Gov. Bill Walker and Lt. Gov. Byron Mallott’s re-election campaign kicked off Sunday afternoon in Juneau. About 100 community members showed up to Elizabeth Peratrovich Hall for music, face painting and food, including a new ice cream flavor from Coppa made specially for the campaign, called Unity.
The independent governor took a few of my questions about his outlook for the upcoming 2018 campaign.
So I wanted to ask you specifically about, in your 2016 State of the State address, you said, “I did not run for governor to keep the job, I ran to do the job.”
And so I was wondering if when you were first running in 2014 if you had ever intended to seek re-election, if it was even in your frame of mind then?
You know, it wasn’t on my mind, and it isn’t now in the decisions I make. Many times people will say, “Well we can’t do this because we have an election coming.” I don’t believe in that. I was hired for four years I’m going to work hard for a solid four years. And if I get an opportunity to continue on for another four years, I will be greatly honored. If I don’t, I’ll be greatly honored I served as the governor of Alaska for four years. I just don’t believe in running for three years and then just sort of gliding for a year. That’s not what I was hired for.
And what are the biggest changes this time around, this campaign season or upcoming campaign?

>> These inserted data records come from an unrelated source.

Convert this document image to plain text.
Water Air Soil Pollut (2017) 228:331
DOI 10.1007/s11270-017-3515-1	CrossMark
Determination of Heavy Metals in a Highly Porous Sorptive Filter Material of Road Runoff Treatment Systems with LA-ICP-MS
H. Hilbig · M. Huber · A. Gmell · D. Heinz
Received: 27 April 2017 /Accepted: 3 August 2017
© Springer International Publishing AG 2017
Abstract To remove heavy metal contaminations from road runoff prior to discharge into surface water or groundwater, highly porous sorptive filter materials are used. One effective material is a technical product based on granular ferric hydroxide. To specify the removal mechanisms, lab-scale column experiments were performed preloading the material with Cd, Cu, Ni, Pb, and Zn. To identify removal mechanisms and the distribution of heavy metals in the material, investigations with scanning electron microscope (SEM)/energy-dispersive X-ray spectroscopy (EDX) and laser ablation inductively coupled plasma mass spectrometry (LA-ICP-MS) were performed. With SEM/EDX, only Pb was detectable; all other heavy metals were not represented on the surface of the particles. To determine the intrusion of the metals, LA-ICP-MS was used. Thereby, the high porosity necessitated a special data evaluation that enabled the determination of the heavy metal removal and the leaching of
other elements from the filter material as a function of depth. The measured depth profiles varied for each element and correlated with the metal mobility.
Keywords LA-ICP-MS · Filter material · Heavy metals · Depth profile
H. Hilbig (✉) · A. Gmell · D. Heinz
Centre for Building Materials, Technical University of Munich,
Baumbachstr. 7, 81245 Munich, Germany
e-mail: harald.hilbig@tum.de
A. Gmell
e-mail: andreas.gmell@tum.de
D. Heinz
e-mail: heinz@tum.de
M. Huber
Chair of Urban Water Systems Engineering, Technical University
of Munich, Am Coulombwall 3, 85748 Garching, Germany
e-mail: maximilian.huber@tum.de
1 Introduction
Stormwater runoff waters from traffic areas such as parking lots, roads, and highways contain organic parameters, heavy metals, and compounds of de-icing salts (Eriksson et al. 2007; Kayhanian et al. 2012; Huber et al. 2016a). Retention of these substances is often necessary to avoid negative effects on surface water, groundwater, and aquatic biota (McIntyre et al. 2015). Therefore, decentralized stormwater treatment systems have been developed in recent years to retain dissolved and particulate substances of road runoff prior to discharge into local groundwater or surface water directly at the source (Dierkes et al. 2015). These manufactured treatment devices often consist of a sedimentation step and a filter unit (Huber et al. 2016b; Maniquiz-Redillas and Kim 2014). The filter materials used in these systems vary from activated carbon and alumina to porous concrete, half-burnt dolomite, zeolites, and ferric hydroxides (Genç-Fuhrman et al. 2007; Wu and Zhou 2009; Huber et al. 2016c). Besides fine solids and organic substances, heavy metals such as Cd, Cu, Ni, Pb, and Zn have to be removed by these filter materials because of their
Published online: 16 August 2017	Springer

Well, this time around I have made some difficult decisions and I need to own them. And I will own them. I mean, I don’t hide from anything I’ve done. And so what’s different for me now, you know when I began running, the first poll that was taken I had a name recognition of 2 percent. And I was pretty excited about 2 percent, “Hey that’s … you know!” So I had a long ways to go. Now that’s not the issue anymore. The issue is I need to talk about what I’m going to do and I also need to justify the decisions I’ve made.
So, you know for me, I can, whatever happens on election or re-election, I need to live the rest of my life living with the decision I’ve made. And I can do that. It’s the decision I didn’t make that I don’t want to worry about. I don’t want to ever look back and go, “You know, I didn’t do this because I was worried about that. I didn’t do this …” No. I’m all in. And so that’s not a politically wise thing to do, I understand that. But I would much rather lose fighting for Alaska every day than be very careful and increase my chances by not doing this. I just don’t believe in that. I think that’s how we got into the situation we’re in right now, the fiscal situation. People so focused on their next election. It’s the next generation we need to focus on, not the next election.
And so was the decision to run again as an independent in the next election an obvious one, given the success last time?
It is. That’s how we got here and it feels very comfortable because I can draw from all different sides of the aisle for input. I’ve never felt that any particular party had a monopoly on good ideas. I think everybody should have an equal say on that. So we, uh, foster that. We encourage that.
And has there been any discussion given the recent ruling about open primaries and the Democratic primary to running in that primary?
You know, we haven’t had any discussion about that. Of course we’re not involved in it at all because of the obvious conflict (of interest). So we haven’t had any discussions about that and as I stand here today I’m not, uh — we’re doing it the way we did it last time and until that changes we’ll keep doing that.
OK. And final thoughts on how this event went?
I thought it went very well. I was very, very pleased with it. Juneau had been a big part of our campaign last time and it certainly will be this time. So on a Sunday afternoon with a lot of things competing, with the Seahawks football game going on and the Juneau Symphony, you know, having events today, I was very, very pleased with the turnout. Very happy.